Sleep duration-associated CV risk dependent on sex and race
Sleep duration and risk of incident stroke by age, sex, and race The REGARDS study
Literature - Petrov ME, Howard G, Grandner MA, Kleindorfer D et al. - Neurology 2018;00:e1-e8Introduction and methods
Sleep duration may contribute to risk of stroke [1] and this relationship may be dependent on demographic factors, such as age, sex and race [2]. Previous data suggest that short sleep duration partially modifies the relationship between race (black vs. white adults) and incident stroke symptoms [3], and that short or long sleep duration may be related to excess risk of poor cardiometabolic risk status among black adults [4-9]. However, only few studies assessed race differences on the effect of sleep duration on risk of stroke. This study investigated the sleep duration-stroke relationship and determined whether age, sex, race and combinations of these factors modified this relationship.
The Reasons for Geographic and Racial Differences in Stroke REGARDS (REGARDS) study is a US-population based cohort investigating stroke incidence and mortality among 30,239 black and white participants aged ≥45 years. This subanalysis of the REGARDS study (n=16,733) included subjects that completed an ancillary sleep module and who were free of physician-diagnosed stroke and obstructive sleep apnea at the time of sleep module completion.
Habitual sleep duration was assessed based on questions regarding their habitual sleep duration on weekdays and weekends. Participants were categorized based on a weighted average of the duration on weekdays and weekends: <6 hours (short duration), 6.0 - 6.9, 7.0 - 8.9 (reference group) and ≥9 hours (long duration). Stroke events were identified every 6 months via telephone interview and medical records associated with these events were retrieved and physician-adjudicated.
Main results
- There was no interaction between sleep duration and age (P=0.92) or sleep duration and sex in the demographic model (P=0.31).
- After multivariable adjustment, an interaction was observed between sleep duration and race (P=0.018).
- Short sleep duration was associated with reduced risk for stroke in black participants (HR: 0.48, 95%CI: 0.28–0.83, P<0.05) and with increased risk for stroke in white participants (HR: 1.64,95%CI: 1.09–2.45, P<0.05).
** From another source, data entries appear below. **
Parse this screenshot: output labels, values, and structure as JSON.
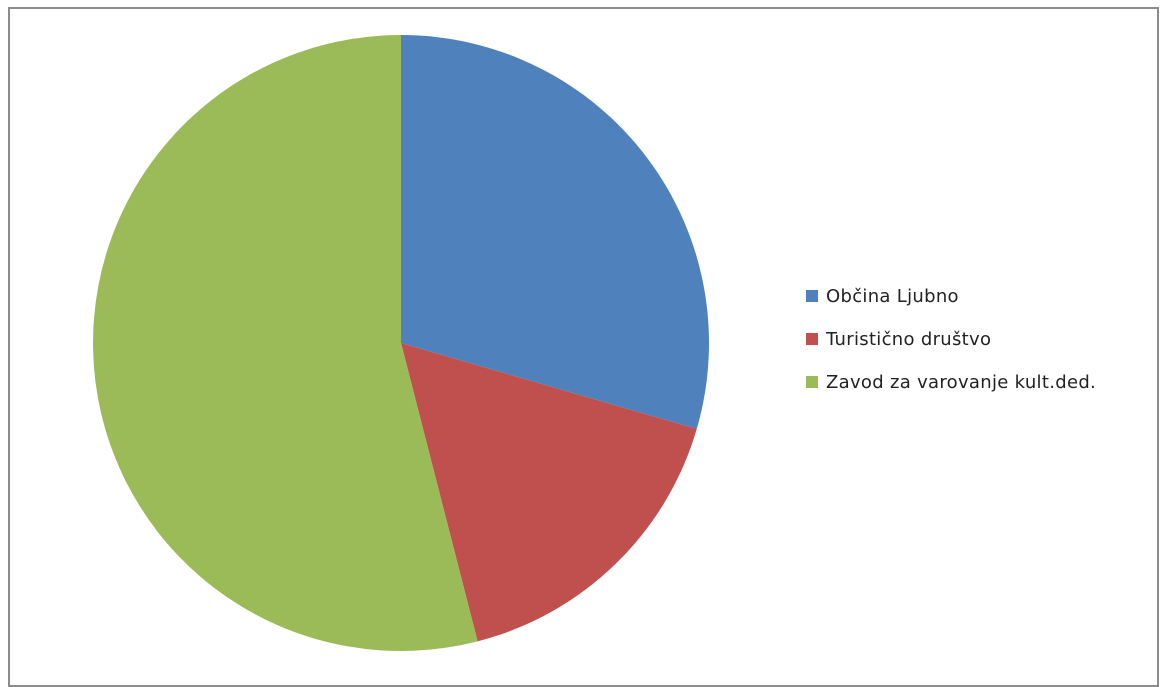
{
  "chart_data": {
    "type": "pie",
    "categories": [
      "Občina Ljubno",
      "Turistično društvo",
      "Zavod za varovanje kult.ded."
    ],
    "values": [
      29.5,
      16.5,
      54
    ],
    "value_unit": "percent",
    "colors": [
      "#4f81bd",
      "#c0504d",
      "#9bbb59"
    ],
    "start_angle_deg": 0,
    "direction": "clockwise",
    "title": "",
    "legend": {
      "placement": "right",
      "entries": [
        "Občina Ljubno",
        "Turistično društvo",
        "Zavod za varovanje kult.ded."
      ]
    }
  }
}
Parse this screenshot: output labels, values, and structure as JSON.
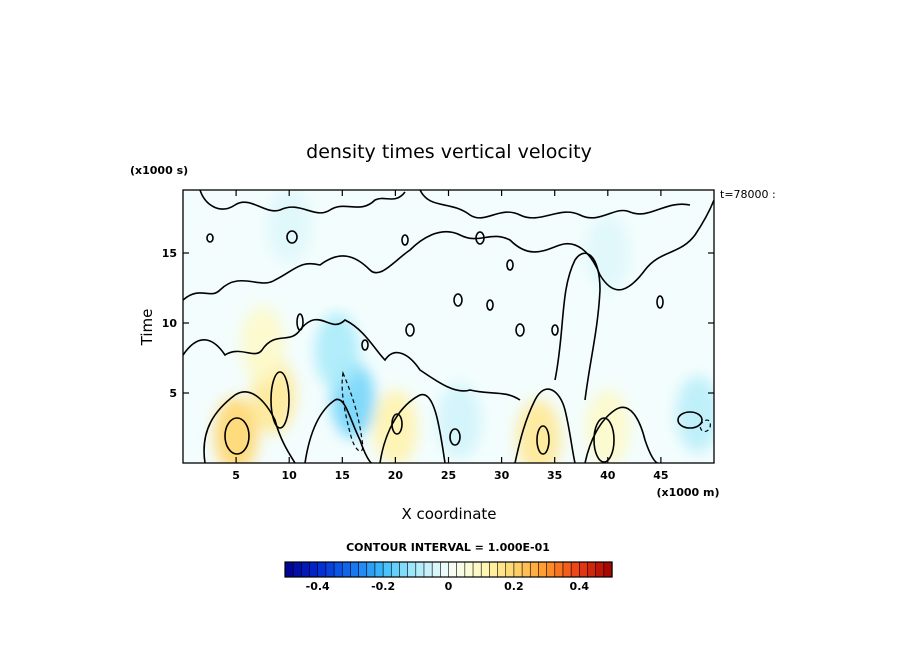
{
  "chart_data": {
    "type": "heatmap",
    "title": "density times vertical velocity",
    "xlabel": "X coordinate",
    "ylabel": "Time",
    "x_unit": "(x1000 m)",
    "y_unit": "(x1000 s)",
    "annotation": "t=78000 :",
    "xlim": [
      0,
      50
    ],
    "ylim": [
      0,
      19.5
    ],
    "x_ticks": [
      5,
      10,
      15,
      20,
      25,
      30,
      35,
      40,
      45
    ],
    "y_ticks": [
      5,
      10,
      15
    ],
    "contour_interval_label": "CONTOUR INTERVAL = 1.000E-01",
    "contour_interval": 0.1,
    "colorbar": {
      "min": -0.5,
      "max": 0.5,
      "ticks": [
        -0.4,
        -0.2,
        0,
        0.2,
        0.4
      ],
      "tick_labels": [
        "-0.4",
        "-0.2",
        "0",
        "0.2",
        "0.4"
      ]
    },
    "features": [
      {
        "kind": "positive",
        "x": 5.0,
        "y": 2.0,
        "peak": 0.2
      },
      {
        "kind": "positive",
        "x": 8.5,
        "y": 4.8,
        "peak": 0.15
      },
      {
        "kind": "positive",
        "x": 7.5,
        "y": 8.5,
        "peak": 0.08
      },
      {
        "kind": "negative",
        "x": 16.0,
        "y": 4.5,
        "peak": -0.15
      },
      {
        "kind": "negative",
        "x": 14.5,
        "y": 8.0,
        "peak": -0.1
      },
      {
        "kind": "positive",
        "x": 20.0,
        "y": 2.5,
        "peak": 0.12
      },
      {
        "kind": "positive",
        "x": 33.5,
        "y": 1.8,
        "peak": 0.15
      },
      {
        "kind": "positive",
        "x": 40.0,
        "y": 2.5,
        "peak": 0.08
      },
      {
        "kind": "negative",
        "x": 26.0,
        "y": 3.0,
        "peak": -0.05
      },
      {
        "kind": "negative",
        "x": 48.5,
        "y": 3.5,
        "peak": -0.08
      },
      {
        "kind": "negative",
        "x": 10.0,
        "y": 17.0,
        "peak": -0.03
      },
      {
        "kind": "negative",
        "x": 40.0,
        "y": 15.0,
        "peak": -0.03
      }
    ]
  }
}
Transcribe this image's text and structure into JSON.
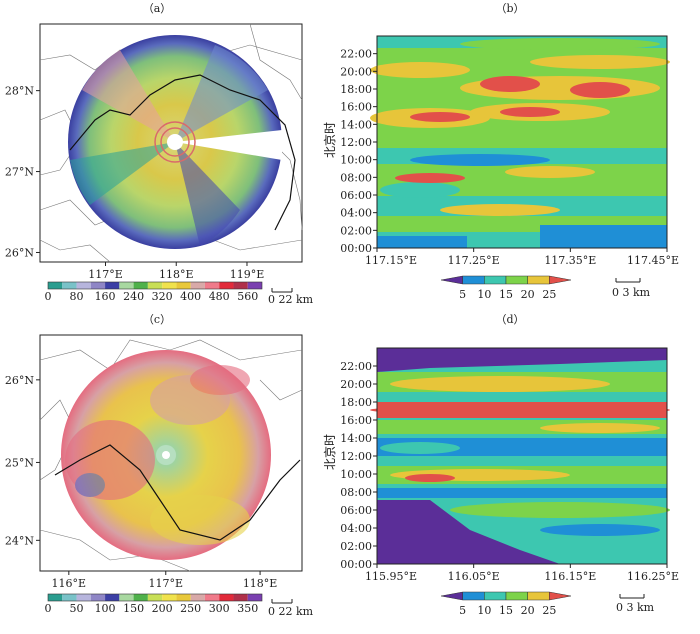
{
  "figure": {
    "panels": [
      {
        "id": "a",
        "title": "（a）"
      },
      {
        "id": "b",
        "title": "（b）"
      },
      {
        "id": "c",
        "title": "（c）"
      },
      {
        "id": "d",
        "title": "（d）"
      }
    ]
  },
  "chart_data": [
    {
      "panel": "a",
      "type": "heatmap",
      "description_kind": "radar map",
      "x_ticks": [
        "117°E",
        "118°E",
        "119°E"
      ],
      "y_ticks": [
        "26°N",
        "27°N",
        "28°N"
      ],
      "colorbar_ticks": [
        "0",
        "80",
        "160",
        "240",
        "320",
        "400",
        "480",
        "560"
      ],
      "colorbar_colors": [
        "#2a9d8f",
        "#79c2c8",
        "#b7b5dd",
        "#8f86c6",
        "#3c3fa5",
        "#a8d8a0",
        "#4fb14a",
        "#c8df56",
        "#f0e24c",
        "#e8c83a",
        "#d8a9a8",
        "#f07a8a",
        "#e22a3a",
        "#b0304a",
        "#7a3fb0"
      ],
      "scale_label": "0  22 km"
    },
    {
      "panel": "b",
      "type": "heatmap",
      "ylabel": "北京时",
      "x_ticks": [
        "117.15°E",
        "117.25°E",
        "117.35°E",
        "117.45°E"
      ],
      "y_ticks": [
        "00:00",
        "02:00",
        "04:00",
        "06:00",
        "08:00",
        "10:00",
        "12:00",
        "14:00",
        "16:00",
        "18:00",
        "20:00",
        "22:00"
      ],
      "colorbar_ticks": [
        "5",
        "10",
        "15",
        "20",
        "25"
      ],
      "colorbar_colors": [
        "#5b2e98",
        "#1f8fd6",
        "#3dc7b0",
        "#7dd34a",
        "#e7c53a",
        "#e2504a"
      ],
      "scale_label": "0  3 km"
    },
    {
      "panel": "c",
      "type": "heatmap",
      "description_kind": "radar map",
      "x_ticks": [
        "116°E",
        "117°E",
        "118°E"
      ],
      "y_ticks": [
        "24°N",
        "25°N",
        "26°N"
      ],
      "colorbar_ticks": [
        "0",
        "50",
        "100",
        "150",
        "200",
        "250",
        "300",
        "350"
      ],
      "colorbar_colors": [
        "#2a9d8f",
        "#79c2c8",
        "#b7b5dd",
        "#8f86c6",
        "#3c3fa5",
        "#a8d8a0",
        "#4fb14a",
        "#c8df56",
        "#f0e24c",
        "#e8c83a",
        "#d8a9a8",
        "#f07a8a",
        "#e22a3a",
        "#b0304a",
        "#7a3fb0"
      ],
      "scale_label": "0  22 km"
    },
    {
      "panel": "d",
      "type": "heatmap",
      "ylabel": "北京时",
      "x_ticks": [
        "115.95°E",
        "116.05°E",
        "116.15°E",
        "116.25°E"
      ],
      "y_ticks": [
        "00:00",
        "02:00",
        "04:00",
        "06:00",
        "08:00",
        "10:00",
        "12:00",
        "14:00",
        "16:00",
        "18:00",
        "20:00",
        "22:00"
      ],
      "colorbar_ticks": [
        "5",
        "10",
        "15",
        "20",
        "25"
      ],
      "colorbar_colors": [
        "#5b2e98",
        "#1f8fd6",
        "#3dc7b0",
        "#7dd34a",
        "#e7c53a",
        "#e2504a"
      ],
      "scale_label": "0  3 km"
    }
  ]
}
This increased risk of stroke in white individuals was attenuated after adjustment for risk factors of stroke (HR: 1.40, 95%CI: 0.91–2.13).
- After multivariable adjustment, there was an interaction between sleep duration and race–sex groups (P=0.028).
- Short sleep duration was associated with decreased risk for stroke in black men (HR: 0.20, 95%CI: 0.06–0.66, P<0.05) and long sleep duration was associated with increased risk for stroke in white men (HR: 1.96, 95%CI: 1.25–3.09, P<0.05), which remained after adjustment for stroke risk factors and hypertension.
- Interaction between sleep duration and race-sex group became non-significant (P=0.074) when participants at high risk for sleep-disordered breathing were omitted from analysis.
Conclusion
Short sleep duration (<6 hours) was associated with decreased risk of incident stroke in black men, whereas long sleep duration (≥9 hours) was associated with increased risk for stroke in white men, suggesting that short and long sleep duration may have differing consequences depending on race and sex. These data underscore the need for mechanistic, longitudinal research of the sleep duration-stroke relationship by demographic subgroups. Furthermore, it may be clinically advisable to assess and monitor middle-aged adult patient with long sleep duration, particularly white men, for CV risk.